Surprise Step Toward Casino in New York State
Albany - Gov. David A. Paterson is poised to sign off on a casino development project in the Catskills, opening the door to the state’s first full-fledged casino in close proximity to New York City.
The governor is close to an agreement with the Stockbridge-Munsee, a Mohican tribe based in Wisconsin that traces its roots to New York and has been pursuing a casino project in Sullivan County for several years.
The development comes as a major surprise late in Mr. Paterson’s administration, since the recent discussion about casinos has focused on tribes based in New York, and particularly the Shinnecock tribe in the Hamptons, which recently won a long battle for federal recognition.
The project would still require federal approval — never a certainty in casino development — but state and local officials said they were confident that they had already cleared most of the necessary hurdles.
As part of an agreement with the state, the tribe will settle a land claim suit in Madison County in central New York, and receive a single acre of land as part of the settlement, a person with knowledge of the arrangement said. Securing a foothold in New York is aimed at helping the tribe win federal approval to build a casino in Sullivan County, though casinos proposed outside of reservations have long been a sticking point for federal regulators.
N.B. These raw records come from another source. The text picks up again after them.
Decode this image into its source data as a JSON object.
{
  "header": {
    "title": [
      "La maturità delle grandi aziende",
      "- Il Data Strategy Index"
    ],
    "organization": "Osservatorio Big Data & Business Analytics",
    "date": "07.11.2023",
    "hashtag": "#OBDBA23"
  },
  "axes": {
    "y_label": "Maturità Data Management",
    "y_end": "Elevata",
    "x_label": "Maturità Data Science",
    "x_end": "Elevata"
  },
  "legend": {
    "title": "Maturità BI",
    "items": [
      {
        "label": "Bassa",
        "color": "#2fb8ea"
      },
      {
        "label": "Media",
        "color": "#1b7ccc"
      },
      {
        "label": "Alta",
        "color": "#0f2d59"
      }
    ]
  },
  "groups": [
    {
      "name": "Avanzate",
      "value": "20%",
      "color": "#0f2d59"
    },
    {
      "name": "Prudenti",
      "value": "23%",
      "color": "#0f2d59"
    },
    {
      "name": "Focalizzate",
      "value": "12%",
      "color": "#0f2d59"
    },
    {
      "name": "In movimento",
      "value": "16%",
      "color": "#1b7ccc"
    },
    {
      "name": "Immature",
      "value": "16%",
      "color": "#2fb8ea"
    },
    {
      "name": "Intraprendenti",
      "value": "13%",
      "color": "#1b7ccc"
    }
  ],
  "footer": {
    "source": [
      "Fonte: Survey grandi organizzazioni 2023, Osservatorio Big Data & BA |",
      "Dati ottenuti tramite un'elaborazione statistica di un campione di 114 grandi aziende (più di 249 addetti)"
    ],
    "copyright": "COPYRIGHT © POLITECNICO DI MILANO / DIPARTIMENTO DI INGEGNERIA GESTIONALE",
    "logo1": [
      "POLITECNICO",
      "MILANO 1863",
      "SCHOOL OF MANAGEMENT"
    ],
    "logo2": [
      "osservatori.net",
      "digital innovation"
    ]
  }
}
The tribe has also been negotiating a compact with the state that would give $15 million a year to Sullivan County and give the state a percentage of the casino’s revenue, a key component of winning state and federal approval.
“We’re confident,” said Anthony P. Cellini, the supervisor of Thompson, about 90 miles northwest of New York City, where the casino would be located.
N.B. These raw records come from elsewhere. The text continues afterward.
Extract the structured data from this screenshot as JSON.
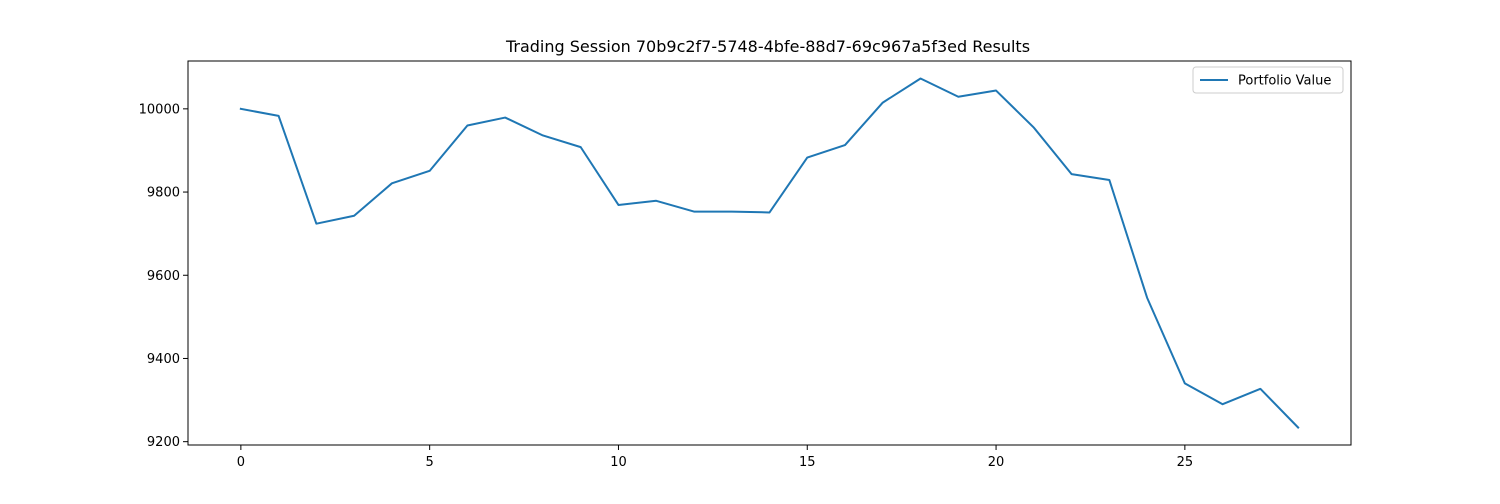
{
  "chart_data": {
    "type": "line",
    "title": "Trading Session 70b9c2f7-5748-4bfe-88d7-69c967a5f3ed Results",
    "xlabel": "",
    "ylabel": "",
    "xlim": [
      -1.4,
      29.4
    ],
    "ylim": [
      9192,
      10115
    ],
    "x_ticks": [
      0,
      5,
      10,
      15,
      20,
      25
    ],
    "y_ticks": [
      9200,
      9400,
      9600,
      9800,
      10000
    ],
    "grid": false,
    "legend_position": "top-right",
    "series": [
      {
        "name": "Portfolio Value",
        "color": "#1f77b4",
        "x": [
          0,
          1,
          2,
          3,
          4,
          5,
          6,
          7,
          8,
          9,
          10,
          11,
          12,
          13,
          14,
          15,
          16,
          17,
          18,
          19,
          20,
          21,
          22,
          23,
          24,
          25,
          26,
          27,
          28
        ],
        "values": [
          10000,
          9983,
          9724,
          9743,
          9821,
          9851,
          9960,
          9979,
          9936,
          9908,
          9769,
          9779,
          9753,
          9753,
          9751,
          9883,
          9913,
          10015,
          10073,
          10029,
          10044,
          9955,
          9843,
          9829,
          9546,
          9340,
          9290,
          9327,
          9234
        ]
      }
    ]
  }
}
“It means jobs,” Mr. Cellini added. “We were once the Northeast’s tourism capital, and this could once again bring that back to this area.”
Mr. Cellini said state and federal officials, including the governor and tribal officials, were planning to gather in the Catskills on Monday for a ceremony.
The Paterson administration declined comment on Tuesday afternoon.
While there is already a casino in Yonkers and one being developed at the Aqueduct racetrack in Queens, both are technically called racinos — they are attached to horse racing tracks and feature video lottery terminals, but not table games.
The casino envisioned for Thompson would be a full-fledged casino with table games, a development that would quite likely draw business from casinos in Atlantic City and Connecticut, as well as the closest such casino in New York State: Turning Stone between Syracuse and Utica, which is run by the Oneida tribe.